According to some scholars, digital media provide young people with the tools, spaces, and communities to develop the knowledge, skills, dispositions, and social practices needed for full participation in contemporary society as consumers, producers, and civic actors. Surely all children can learn something through their use of digital media. But some of these lessons hold greater value to their present and future lives than others.
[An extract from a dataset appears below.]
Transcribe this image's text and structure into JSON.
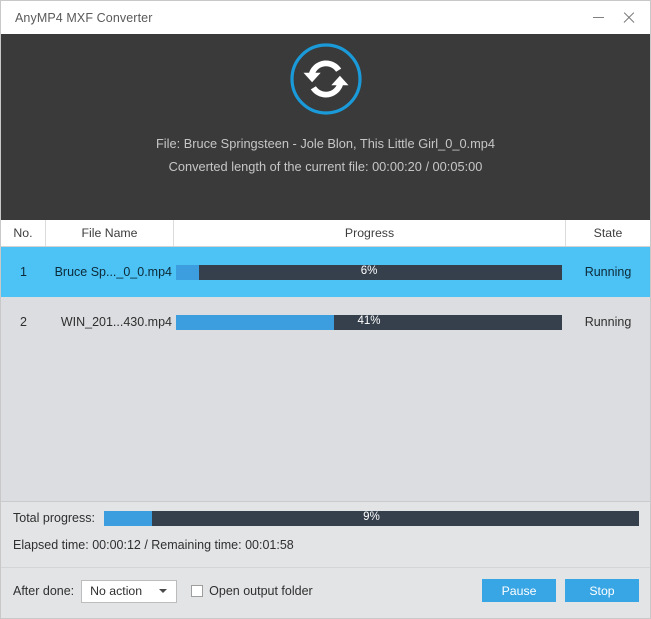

Researcher Jackie Marsh argues that virtual worlds like Club Penguin and Webkinz can “offer young children a wide range of opportunities to decode, respond to and create multimodal texts in a playful space, significant activities in a new media age.” She postulates that reading Club Penguin’s newspaper, for example, can help foster children’s reading comprehension skills and that its chat feature provides a fun context for children to practice writing and use text to negotiate, collaborate, and evaluate. If and when more work, play, and learning activities are embedded in virtual worlds, as many predict they will be, current young members of Club Penguin and Webkinz will be prepared to navigate these spaces and communicate as members of online communities. However, whether they actually become better readers and writers—or just fall victim to the commercialized practices that operate across online and offline worlds has yet to be seen.5
From a developmental perspective, the fact that Katie is not a budding moviemaker is perhaps understandable, as is the fact that Victoria is not designing outfits on Photoshop and then uploading her creations to share with other young fashion designers online. They are just eight. Is it even realistic to expect girls of this age to participate in the artistic expression and civic engagement activities that proponents of digital media say these tools support? Do developmental reasons argue against postponing these expectations until adolescence, when the user interface of sophisticated programs like Photoshop and iMovie will make more sense, when parents are more willing to allow their children to participate in online communities, and when youth have developed better judgment about content, audience, and online safety? What about encouraging 8-year-olds to play outside with friends, siblings, and pets to develop physical coordination with real objects, rather than with virtual ones inside?
Creative expression and civic engagement using digital media may be eventual goals, but, as the two cases illustrate, technology holds a different set of opportunities for young children than it does for teenagers. In Katie’s and Victoria’s cases, I did not observe cell phones, video games, mobile devices, and online virtual worlds providing the vehicles and spaces for them to meaningfully communicate, coordinate, and negotiate with peers and relatives—at least not in the same ways these platforms are being appropriated by teenagers.
What I did witness, however, is how digital media are giving Katie and Victoria opportunities to develop identities as autonomous learners and technologically capable individuals and to try on various versions of their future selves, as fashion designers, aestheticians, and PDA-toting career women. I also got a glimpse of how Victoria uses digital tools at home to practice skills that may later serve her academically, such as reading onscreen instructions and newspapers, searching for information on the Internet, and word processing.